São Paulo, 10 (AE) - Advogados dos vereadores Oswaldo Celeste (PTB), presidente da Câmara, Waldomiro Ramos (PTB) e Fausto Martello (PPB), de Guarulhos, na Grande São Paulo, acusados de corrupção, ingressaram hoje, no Tribunal de Justiça do Estado, com três habeas corpus, com pedido de liminar, visando a imediata libertação dos parlamentares. Os três estão presos preventivamente desde terça-feira em consequência do decreto expedido pelo juiz da 4ª Vara Criminal de Guarulhos, Rodrigo Capez.
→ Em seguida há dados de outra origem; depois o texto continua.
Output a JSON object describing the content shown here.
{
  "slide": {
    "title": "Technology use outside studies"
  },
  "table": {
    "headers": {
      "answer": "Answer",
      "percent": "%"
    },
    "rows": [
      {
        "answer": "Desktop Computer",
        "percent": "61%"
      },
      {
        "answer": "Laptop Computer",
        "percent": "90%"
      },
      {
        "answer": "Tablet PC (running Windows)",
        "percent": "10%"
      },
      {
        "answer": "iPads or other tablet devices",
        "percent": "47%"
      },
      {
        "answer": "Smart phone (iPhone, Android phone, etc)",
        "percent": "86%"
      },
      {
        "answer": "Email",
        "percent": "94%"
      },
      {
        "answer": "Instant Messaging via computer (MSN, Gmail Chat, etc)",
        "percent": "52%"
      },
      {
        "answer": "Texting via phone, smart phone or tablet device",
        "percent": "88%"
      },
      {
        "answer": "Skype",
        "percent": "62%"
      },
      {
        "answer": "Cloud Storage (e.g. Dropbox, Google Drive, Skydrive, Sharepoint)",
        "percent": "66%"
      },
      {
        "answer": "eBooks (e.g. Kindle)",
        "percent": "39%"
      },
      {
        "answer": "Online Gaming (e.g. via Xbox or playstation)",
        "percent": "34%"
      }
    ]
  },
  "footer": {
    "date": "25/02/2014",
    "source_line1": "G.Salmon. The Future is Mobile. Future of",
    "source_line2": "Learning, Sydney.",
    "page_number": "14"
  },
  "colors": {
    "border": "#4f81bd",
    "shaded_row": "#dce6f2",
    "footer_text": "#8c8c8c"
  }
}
Eles são acusados de concussão (extorsão praticada por funcionário público) e corrupção passiva.
A defesa alega que o juiz prejulgou o caso, uma vez que decretou as prisões preventivas antes de receber a denúncia formulada pela Promotoria de Justiça. Como todos são funcionários públicos, argumentam os advogados, o juiz deveria abrir-lhes prazo de 15 dias para apresentar a defesa preliminar por escrito e, só após receber as alegações, poderia decidir sobre a aceitação ou rejeição da denúncia. No entender da defesa
como as prisões foram decretadas atecipadamente, o magistrado teria prejulgado, deixando explícito que vai receber a denúncia.